Gram staining is commonly used in histology to classify bacteria. The process enables to separate most of the bacteria in two groups according to the proportion of membrane peptidoglycans:
– Gram + bacteria which are rich in peptidoglycans and poor in lipids
– Gram – bacteria, rich in lipids and poor in peptidoglycans
The first step in the process is effected with crystal violet staining which has an affinity to form an iodine-crystal violet complex from the iodine mordant. Then, an alcoholic solution will weaken and permeabilize the membranes containing most of lipids, in order to clean iodin-Crystal violet complex from Gram – bacteria. It is the step of discoloration. Finally, Gram + bacteria will stained in violet while Gram – bacteria will take the dye of the counterstaining.

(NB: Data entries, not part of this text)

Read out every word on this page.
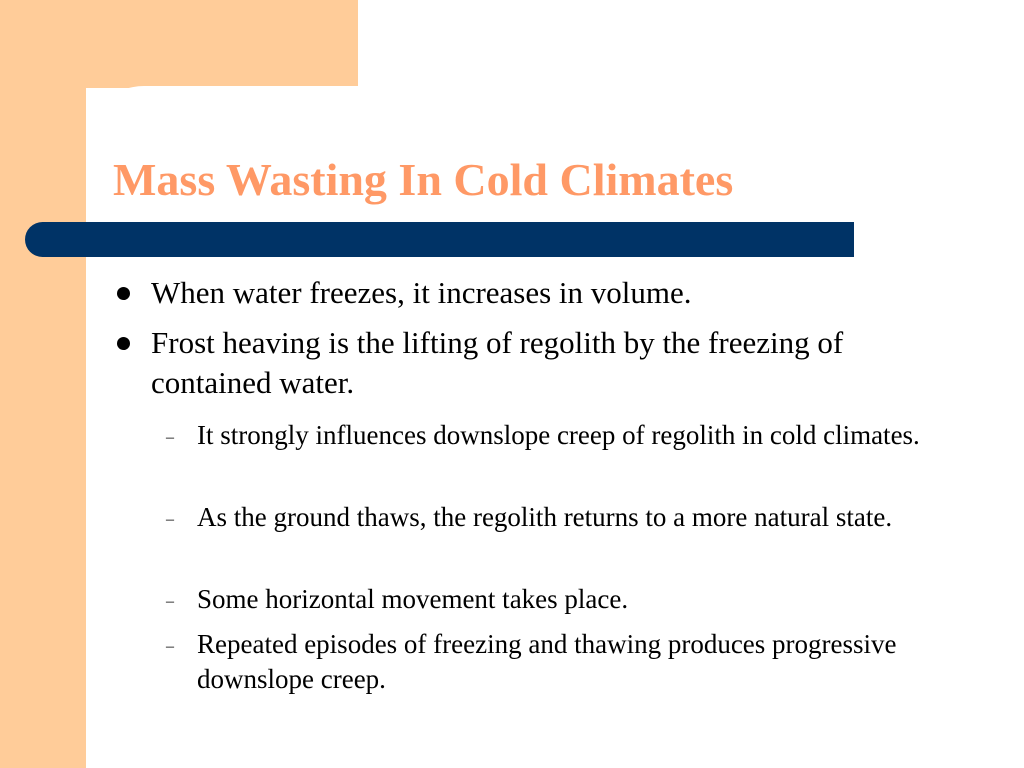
Mass Wasting In Cold Climates
When water freezes, it increases in volume.
Frost heaving is the lifting of regolith by the freezing of contained water.
– It strongly influences downslope creep of regolith in cold climates.
– As the ground thaws, the regolith returns to a more natural state.
– Some horizontal movement takes place.
– Repeated episodes of freezing and thawing produces progressive downslope creep.
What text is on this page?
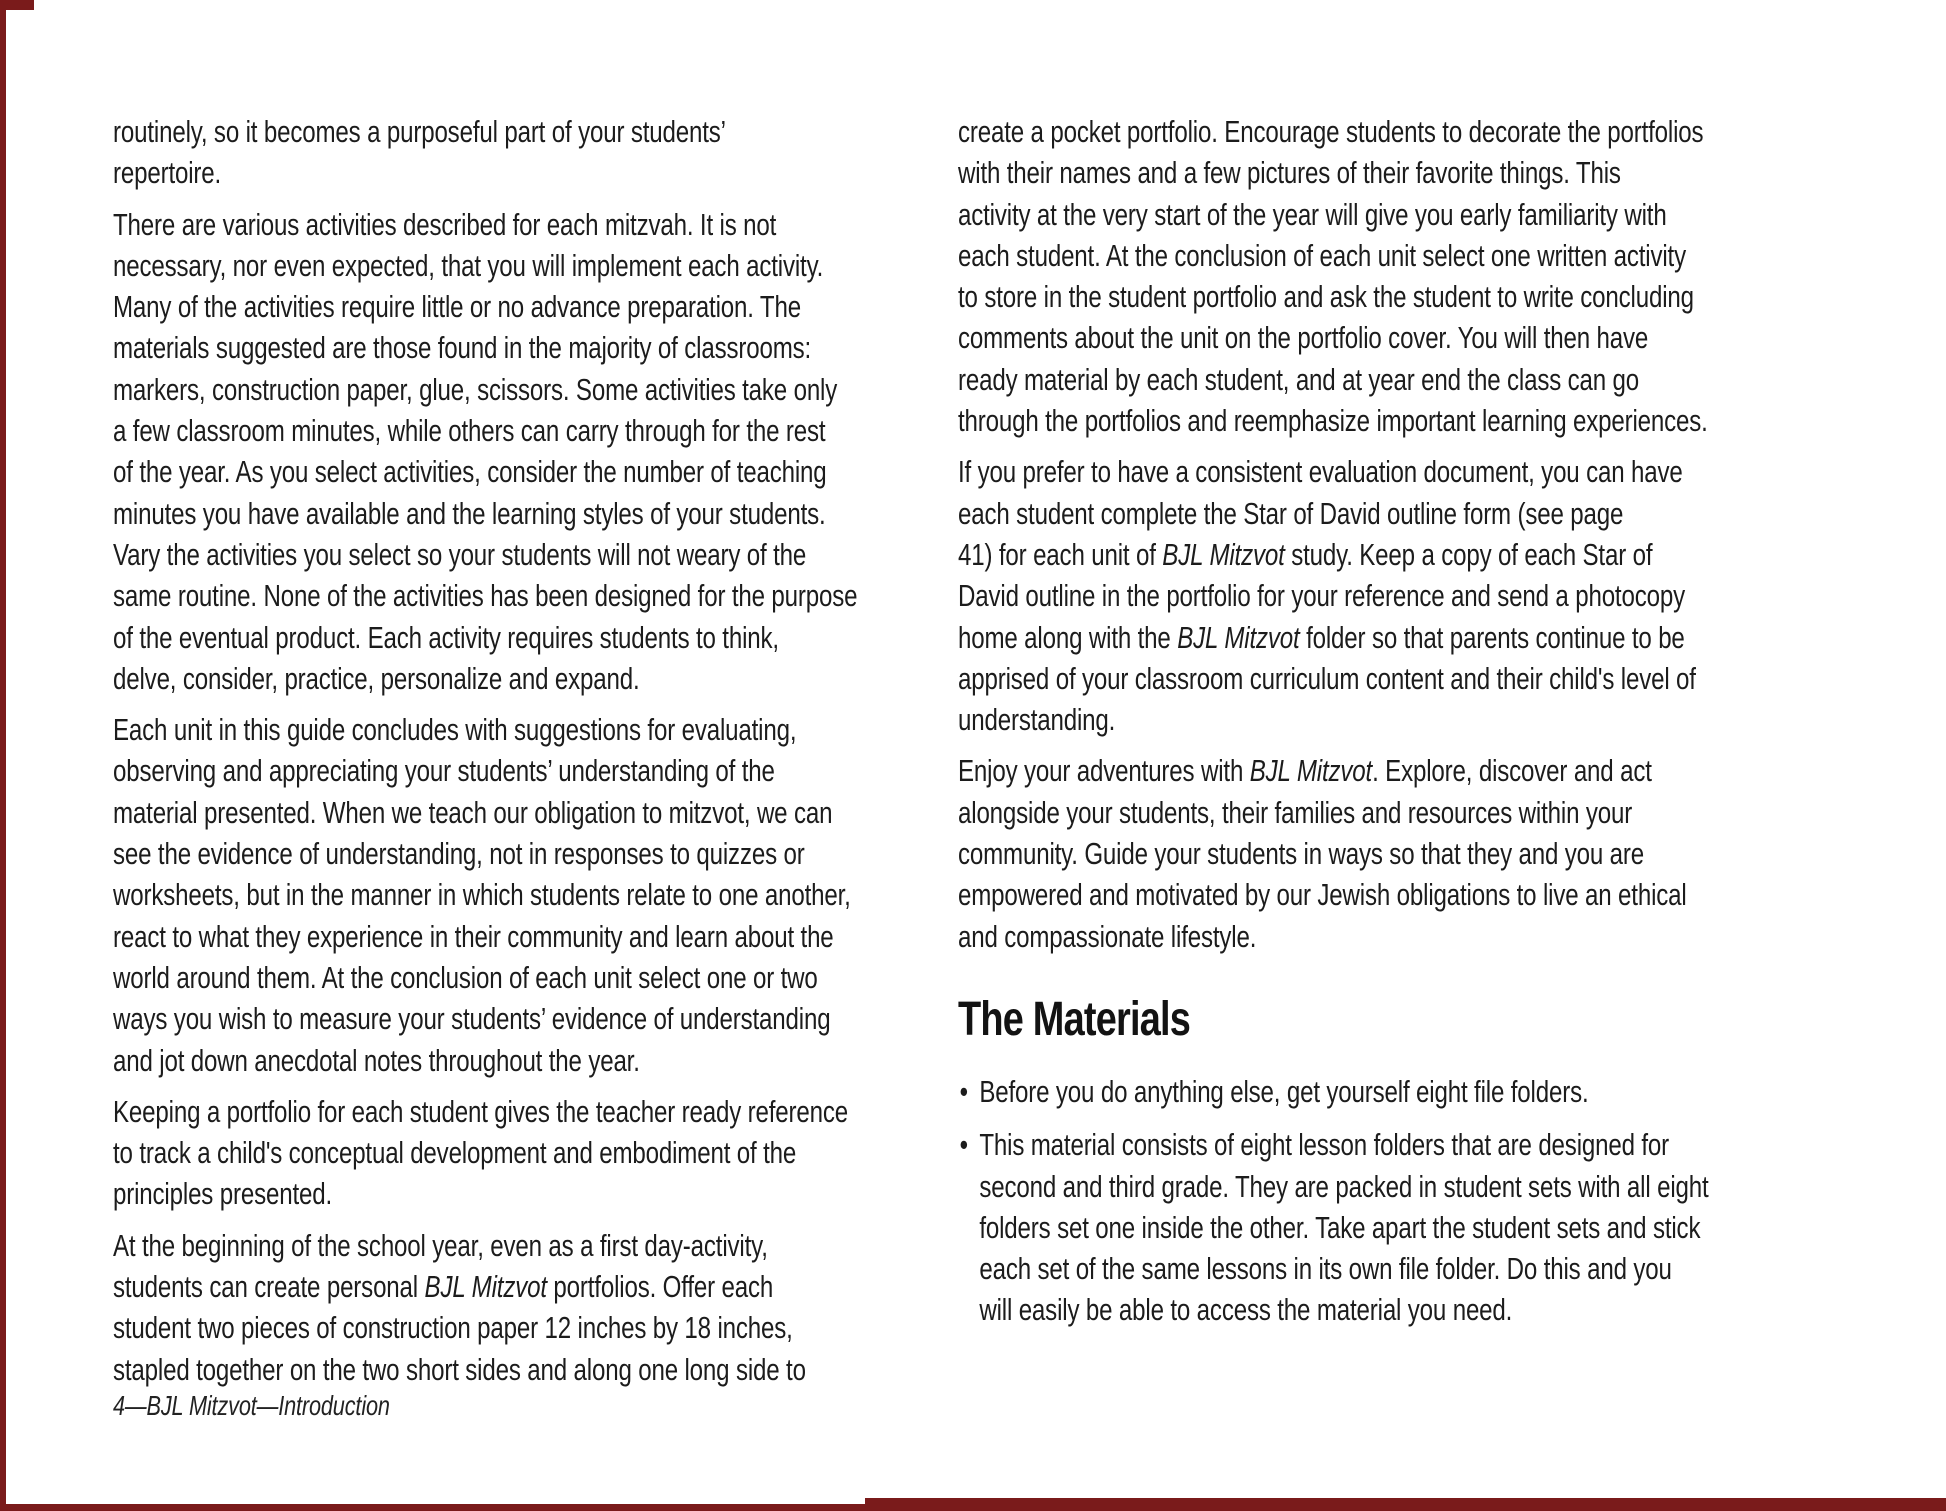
routinely, so it becomes a purposeful part of your students’
repertoire.
There are various activities described for each mitzvah. It is not
necessary, nor even expected, that you will implement each activity.
Many of the activities require little or no advance preparation. The
materials suggested are those found in the majority of classrooms:
markers, construction paper, glue, scissors. Some activities take only
a few classroom minutes, while others can carry through for the rest
of the year. As you select activities, consider the number of teaching
minutes you have available and the learning styles of your students.
Vary the activities you select so your students will not weary of the
same routine. None of the activities has been designed for the purpose
of the eventual product. Each activity requires students to think,
delve, consider, practice, personalize and expand.
Each unit in this guide concludes with suggestions for evaluating,
observing and appreciating your students’ understanding of the
material presented. When we teach our obligation to mitzvot, we can
see the evidence of understanding, not in responses to quizzes or
worksheets, but in the manner in which students relate to one another,
react to what they experience in their community and learn about the
world around them. At the conclusion of each unit select one or two
ways you wish to measure your students’ evidence of understanding
and jot down anecdotal notes throughout the year.
Keeping a portfolio for each student gives the teacher ready reference
to track a child's conceptual development and embodiment of the
principles presented.
At the beginning of the school year, even as a first day-activity,
students can create personal BJL Mitzvot portfolios. Offer each
student two pieces of construction paper 12 inches by 18 inches,
stapled together on the two short sides and along one long side to
create a pocket portfolio. Encourage students to decorate the portfolios
with their names and a few pictures of their favorite things. This
activity at the very start of the year will give you early familiarity with
each student. At the conclusion of each unit select one written activity
to store in the student portfolio and ask the student to write concluding
comments about the unit on the portfolio cover. You will then have
ready material by each student, and at year end the class can go
through the portfolios and reemphasize important learning experiences.
If you prefer to have a consistent evaluation document, you can have
each student complete the Star of David outline form (see page
41) for each unit of BJL Mitzvot study. Keep a copy of each Star of
David outline in the portfolio for your reference and send a photocopy
home along with the BJL Mitzvot folder so that parents continue to be
apprised of your classroom curriculum content and their child's level of
understanding.
Enjoy your adventures with BJL Mitzvot. Explore, discover and act
alongside your students, their families and resources within your
community. Guide your students in ways so that they and you are
empowered and motivated by our Jewish obligations to live an ethical
and compassionate lifestyle.
The Materials
• Before you do anything else, get yourself eight file folders.
• This material consists of eight lesson folders that are designed for
second and third grade. They are packed in student sets with all eight
folders set one inside the other. Take apart the student sets and stick
each set of the same lessons in its own file folder. Do this and you
will easily be able to access the material you need.
4—BJL Mitzvot—Introduction
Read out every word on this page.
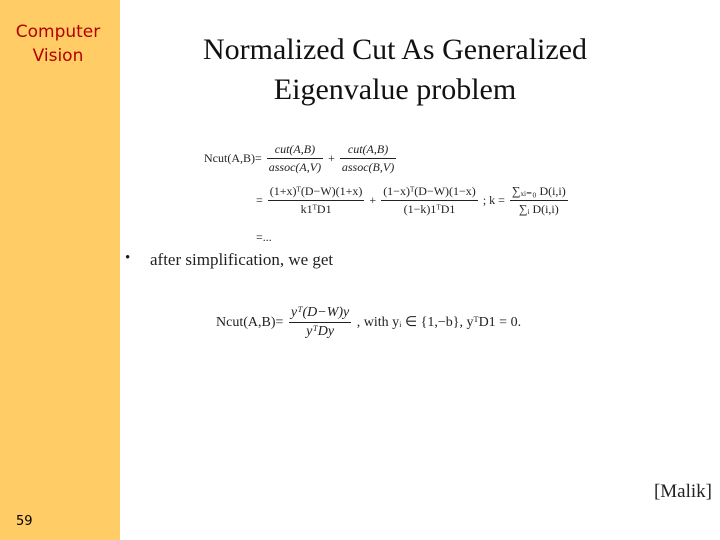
Computer
Vision
59
Normalized Cut As Generalized
Eigenvalue problem
Ncut(A,B)= $\frac{\text{cut(A,B)}}{\text{assoc(A,V)}} + \frac{\text{cut(A,B)}}{\text{assoc(B,V)}}$
= $\frac{\text{(1+x)ᵀ(D−W)(1+x)}}{\text{k1ᵀD1}} + \frac{\text{(1−x)ᵀ(D−W)(1−x)}}{\text{(1−k)1ᵀD1}}$ ; $k = \frac{\text{∑ₓᵢ₌₀ D(i,i)}}{\text{∑ᵢ D(i,i)}}$
=...
• after simplification, we get
Ncut(A,B)= $\frac{\text{yᵀ(D−W)y}}{\text{yᵀDy}}$ , with yᵢ ∈ {1,−b}, yᵀD1 = 0.
[Malik]
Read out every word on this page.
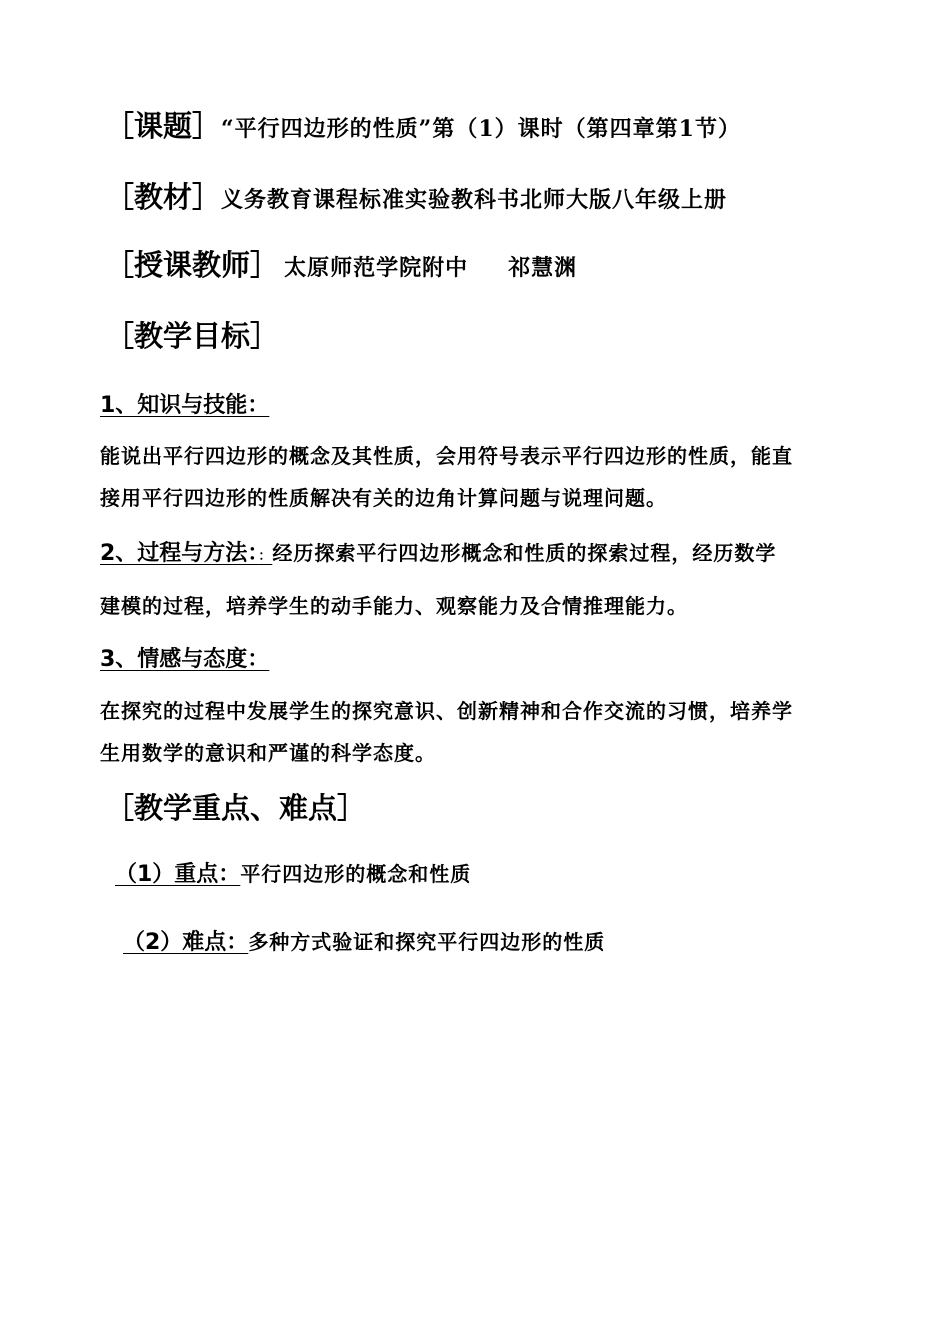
［课题］“平行四边形的性质”第（1）课时（第四章第1节）
［教材］义务教育课程标准实验教科书北师大版八年级上册
［授课教师］ 太原师范学院附中 祁慧渊
［教学目标］
1、知识与技能：
能说出平行四边形的概念及其性质，会用符号表示平行四边形的性质，能直
接用平行四边形的性质解决有关的边角计算问题与说理问题。
2、过程与方法：：经历探索平行四边形概念和性质的探索过程，经历数学
建模的过程，培养学生的动手能力、观察能力及合情推理能力。
3、情感与态度：
在探究的过程中发展学生的探究意识、创新精神和合作交流的习惯，培养学
生用数学的意识和严谨的科学态度。
［教学重点、难点］
（1）重点：平行四边形的概念和性质
（2）难点：多种方式验证和探究平行四边形的性质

Gram staining is commonly used in microbiology to differentiate Gram + and Gram – bacteria. It is an important step in the classification and differentiation of microorganism populations. Gram staining can be used in biopsies to detect infections in the organism, this method is quicker than a classical culture. It is possible to detect:
– Staphylococci and streptococci (Gram + bacteria) in violet
– E-Coli (Gram – bacteria) in pink or red according to the counterstaining (Fuchsine or Safranin)
Gram staining can be used in all kinds of tissues and organs.